Norma Downey, 83, of West Islip, N.Y., says she and her friends often
discuss Baby Boomers, since their children are part of that
77-million-member group. In particular, she says, her book club often
turns to a discussion of Boomers after someone has visited with the relatives.
"I grew up in the Depression," she says. "Baby Boomers grew up in a
pretty good society. They had a lot of things. They all live on the
edge. They spend right up to what they make. We always saved some,
even if it wasn't much."
During his 34 years as a banker, Broitman says, he saw Boomers get
overextended financially. "They've gotten into debt, and they haven't
really figured out how they're going to pay off this debt," he says.
"People just borrowed the max."
The work divide
The workplace is often where these differences between four
generations are most pronounced, resulting in new companies in the
USA that aim to ease the 9-5 generational divide.

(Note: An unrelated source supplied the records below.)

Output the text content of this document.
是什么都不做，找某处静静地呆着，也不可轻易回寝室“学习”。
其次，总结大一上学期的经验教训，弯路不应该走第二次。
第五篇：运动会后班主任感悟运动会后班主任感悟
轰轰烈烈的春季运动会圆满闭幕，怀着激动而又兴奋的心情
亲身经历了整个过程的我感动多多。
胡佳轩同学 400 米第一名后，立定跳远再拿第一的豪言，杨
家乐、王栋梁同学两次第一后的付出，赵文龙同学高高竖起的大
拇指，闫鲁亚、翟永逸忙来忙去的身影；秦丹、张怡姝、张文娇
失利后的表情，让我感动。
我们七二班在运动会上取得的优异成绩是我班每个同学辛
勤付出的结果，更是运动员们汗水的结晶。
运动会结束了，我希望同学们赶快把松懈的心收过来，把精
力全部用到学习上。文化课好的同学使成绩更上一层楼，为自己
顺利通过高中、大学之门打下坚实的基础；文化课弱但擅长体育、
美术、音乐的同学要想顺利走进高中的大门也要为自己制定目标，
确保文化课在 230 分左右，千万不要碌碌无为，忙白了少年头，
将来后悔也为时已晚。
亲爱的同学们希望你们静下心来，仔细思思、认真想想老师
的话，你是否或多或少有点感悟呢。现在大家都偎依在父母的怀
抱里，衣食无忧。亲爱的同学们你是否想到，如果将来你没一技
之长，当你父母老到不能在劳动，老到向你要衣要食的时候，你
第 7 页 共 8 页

"I'm hearing from younger workers that Boomers take their jobs too
seriously, are too wrapped up in this thing called 'career' and have
left things kind of a mess," says Eric Chester, 53, founder of
Generation Why, a consulting firm in Lakewood, Colo. "The world is
kind of a mess for this new generation to pick up the pieces."
David Stillman, co-founder of Minneapolis-based BridgeWorks, a
generational consulting company, says the biggest complaint he hears
about Boomers in the workplace is they won't delegate.
According to Gen Xers and Millennials, "Baby Boomers are not doing as
much mentoring as they could or should. Xers are frustrated because
they want opportunities to lead," says Stillman, 41.
But, he says, outside of the workplace, the relationship is quite different.
"I'm hearing from Millennials left and right how much they love,
admire and respect their parents," says Stillman, co-author of The
M-Factor: How the Millennial Generation Is Rocking the Workplace, out
earlier this year. "I think a lot of the complaining we are hearing
from Millennials about Boomers is when they enter the workforce and
these bosses don't think and act like Mom and Dad do."
Michael Goergen, 38, of Bethesda, Md., CEO of a professional
association and a member of Generation X, says he has a "very, very
positive view" of Boomers.
"This is the group that mentored me in a lot of ways," he says. "I
take the very best from what they have to offer and filter out the rest."
But that sentiment isn't often shared by others in Generation X, says
Stillman. "Xer behaviors at work and in their personal lives is
almost a counter-reaction to Boomers.
"I hear from a lot of Xers, 'I want to work hard, but no-way-no-how
will I pay the same price for success as Boomers paid,' " he says.
"These people were run ragged and were trying to keep up an
unrealistic pace. It's not healthy. They don't seem to have a
work-life balance.' "
Ken Dychtwald, 60, a psychologist and gerontologist in Emeryville,
Calif., says he's concerned about what may seem like "Boomer bashing."
"I don't see a rising up among people against the generation," he
says. "I do believe Boomers are self-centered, but at the same time,
they are extraordinarily generous with their time, their money and
Cory Zimmerman, 27, a university admissions officer in St. Louis,
says he thinks his parents are lucky to be Baby Boomers.
"I look back at that time and think about it as a cool time to be
growing up - the Summer of Love and the great cultural upheaval at
that time," he says.
But, Zimmerman says, "I suppose every generation looks back at the
ones before it and puts on the rose-colored glasses."
Butts cautions against generalizing too much about any generation,
"There are so many differences in this group of people," she says.
"The only thing we have in common is we think we're fascinating."